Diary of a Financier

“I buy SPY on pullback”

In Capital Markets on Thu 28 Feb 2013 at 23:29

I haven’t commented on SPX since I turned short term bearish two weeks ago. Since then, markets floated higher for a week before rolling off a top, bouncing off a bottom, and then generally oscillating in a broad range. I haven’t said anything because there was nothing to say–at least not in full form prose. Thus, I thought I’d provide an update.

There’s a real divide among the market intelligentsia (and MSM) right now. One week ago, the noise from spectators was harmonious bullishness. Ignoring the permabulls/bears, I think we’ve reached a 50/50 balance in opinion regarding the market’s next move. Although datapoints still suggest extreme bullish posturing from market participants,¹ more and more of those who have a soapbox are saying they expect a pullback now. I think many base their expectations on baseless hope–an arbitrary call for a pause in the ceaseless rally to fulfill their expressed need for a “buy the dip” opportunity.

Objectively, I find evidence that agrees. I turned short term bearish two weeks ago. SPX is down since my proclamation, but it’s been a meandering tape. With the Dow (DJIA) making front page news by exceeding 14k, 5 year highs, and near alltime highs, I don’t get the sense that the public knows or cares about broader indices’ travails. I’ve taken the opportunity to sell into strength, reducing the portfolio’s beta from 0.89 to 0.62 (vs. 0.76 benchmark).

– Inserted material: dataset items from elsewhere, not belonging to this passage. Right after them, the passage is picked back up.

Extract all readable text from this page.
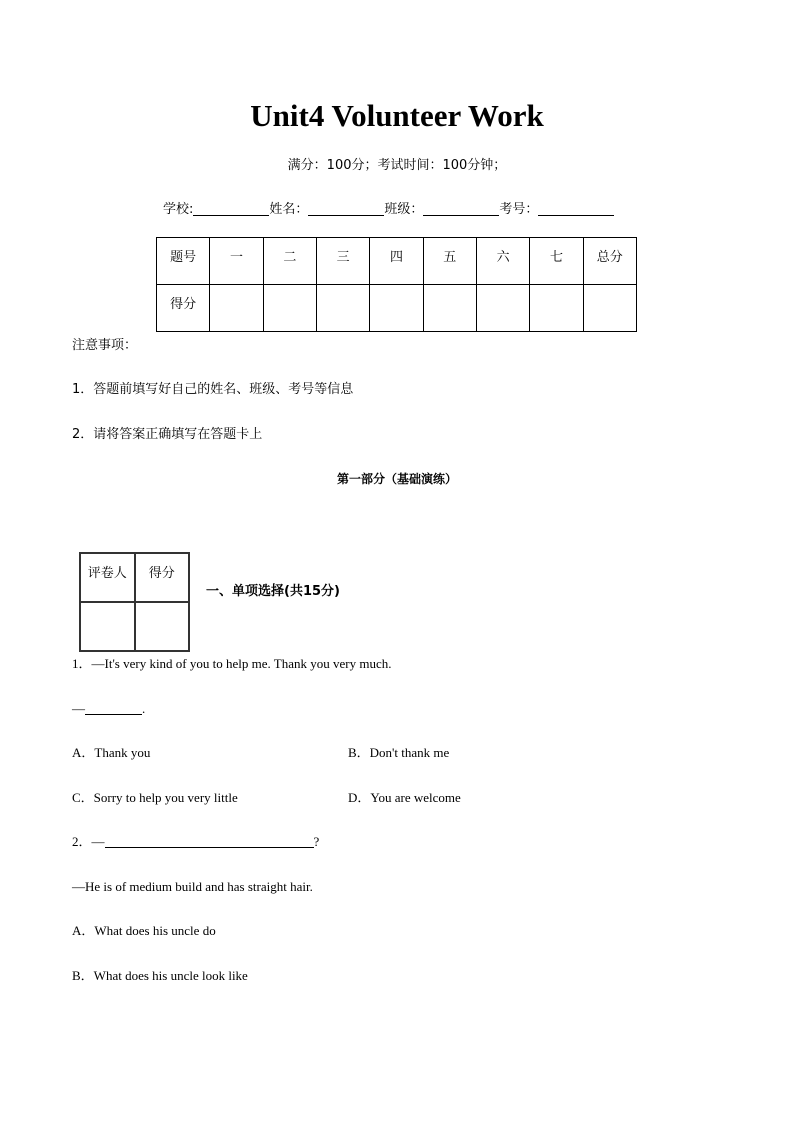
Unit4 Volunteer Work
满分：100分；考试时间：100分钟；
学校:	姓名：	班级：	考号：
题号	一	二	三	四	五	六	七	总分
得分								
注意事项：
1．答题前填写好自己的姓名、班级、考号等信息
2．请将答案正确填写在答题卡上
第一部分（基础演练）
评卷人	得分

一、单项选择(共15分)
1．—It's very kind of you to help me. Thank you very much.
—	.
A．Thank you	B．Don't thank me
C．Sorry to help you very little	D．You are welcome
2．—	?
—He is of medium build and has straight hair.
A．What does his uncle do
B．What does his uncle look like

Peak-to-trough, the descent’s worst mark has already reached -3%. I haven’t re-accumulated my exposures, however, because the SPY 2005 analogue–which has remained consistent–asks me to wait for a lower low first. The daily overlay says we’ll glance oversold territory in the coming week, perhaps reaching new highs before turning south toward a fresh monthly low (down 3-4% peak-to-trough). A compact Head & Shoulders pattern (with a weak right shoulder) was the signal to brace yourself in 2005, for which the neckline would be SPY $149 today:

SPY 2005 v 13 (daily)

SPY 2005 v 13 (daily)

Ratifying its historical precedent, the SPY weekly analogue continues to show the greatest self-similarity to 2005:

SPY 2005 v 13 (weekly)

SPY 2005 v 13 (weekly)

Giving the bigger, longer term picture, the weekly fractal reminds me that this 3-4% short term decline will roll into another rally (+4-5%). After a midsummer correction (-7.5%), SPX should be ready for a real parabolic launch higher. Significantly underweight risk already, our portfolio doesn’t require any changes in preparation for the next 2 weeks.


¹There are a lot of surveys & reports that gauge investor sentiment. As an example, hedge fund net exposure to US equities rose to 52% last week, a 10 year high. Also last week, NASDAQ net longs reached 90%, their highest level since 3/2001 (month the Tech Bubble burst).